This is question $1.23$ in Rudin's "Functional Analysis." Let $X$ be a vector space of all continuous real valued functions on $(0,1)$. For each $r>0$ and $f\in X$ set $$V(f,r):=\{g\in X:|f(x)-g(x)|<r~\text{for all}~x\in(0,1)\}.$$ Let $\tau$ be the topology generated by these sets. I.e $\tau$ is the collection of all unions of finite intersections of the $V$'s. I want to prove that addition is continuous with respect to $\tau$. Let $U$ be a neighbourhood of $f+g$ for $f,g\in X$. Let us assume for the moment that $U=V(h,r)$, as if we can prove what is needed for this case, the case where $U$ is a finite intersection of $V$'s should follow easily enough.
We want to find neighbourhoods $V_f$ and $V_g$ of $f$ and $g$ respectively such that $V_f+V_g\subset U$. For any $\varepsilon>0$ we get that $V(f,\varepsilon)$ and $V(g,\varepsilon)$ are neighbourhoods of $f$ and $g$ respectively. We want to show that for any $\phi=\phi_f+\phi_g\in V_f+V_g$ that $|(\phi-h)(x)|<r$ for all $x\in (0,1)$. Now we can show for all $x\in (0,1)$ that $$|(\phi-h)(x)|\leq |(\phi_f-f)(x)|+|(\phi_g-g)(x)|+|(f+g-h)(x)|<2\varepsilon+\sup_{x\in(0,1)}|(f+g-h)(x)|.$$ However, I do not believe this is enough, because $(0,1)$ is not compact so $f+g-h$ may not attain a maximum on this interval. This means that it is possible that $\sup_{x\in(0,1)}|(f+g-h)(x)|=r$, which means that we can't get the sharp bound we need.

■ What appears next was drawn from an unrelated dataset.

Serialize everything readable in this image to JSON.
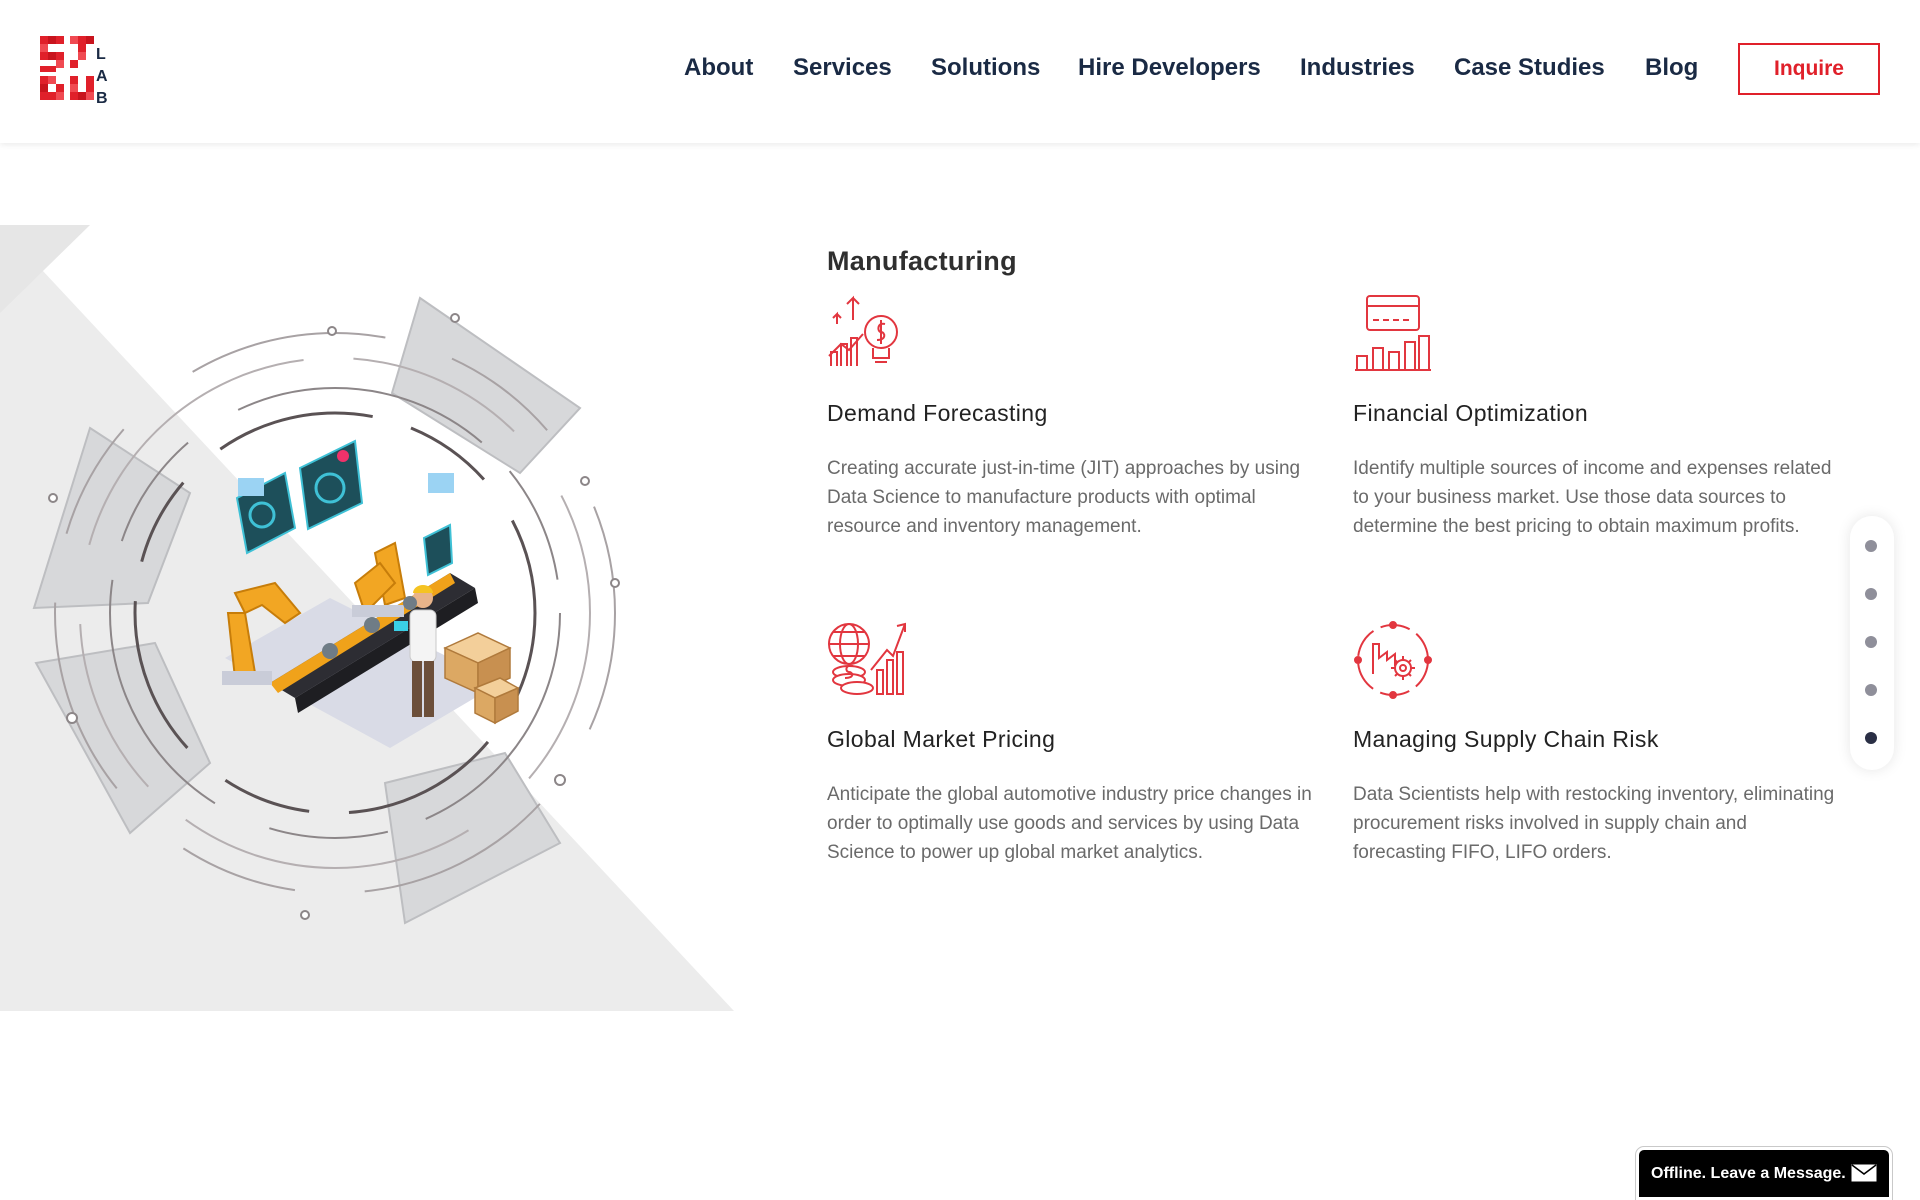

Any comments on how to modify my proof to take this possibility into account would be greatly appreciated. I would not be opposed to completely different approaches either.
As you found, it is in general impossible to find neighborhoods $V(f,r_1)$ and $V(g,r_2)$ such that their sum is contained in a given neighborhood $V(h,r)$ containing $f+g$. So, working with $V$-type neighborhoods is not convenient in this problem. Consider the general form of neighborhoods, $$ U = \bigcap_{k=1}^n V(f_k, r_k) \tag1$$ Observe that $U$ consists of all continuous functions $f$ such that $$ \max_k(f_k-r_k) < f < \min_k( f_k + r_k)\quad \text{ on } (0,1) $$ Such a neighborhood can be described as $U(v,w): = \{f : v<f<w \}$ where $v,w$ are continuous, $v<w$ on $(0,1)$, and $\sup(w-v)<\infty$. Conversely, any such $U(v,w)$ can be written in the form (1); indeed, $$U(v,w) = V(v+R, R)\cap V(w-R, R)$$ for any $R$ such that $R>\sup(w-v)$.
So, consider a neighborhood $U(v,w)$ containing $f+g$. We have $v<f+g<w$. It follows that $$\frac{v+f-g}{2}<f<\frac{w+f-g}{2}$$ $$\frac{v+g-f}{2} <g< \frac{w+g-f}{2}$$ For any $h_1\in U\left(\frac{v+f-g}{2}, \frac{w+f-g}{2}\right)$ and $h_2\in U\left(\frac{v+g-f}{2} , \frac{w+g-f}{2}\right)$ we have $$\frac{v+f-g}{2} + \frac{v+g-f}{2} < h_1+h_2 < \frac{w+f-g}{2} +\frac{w+g-f}{2}$$ hence $h_1+h_2\in U(v,w)$ as desired.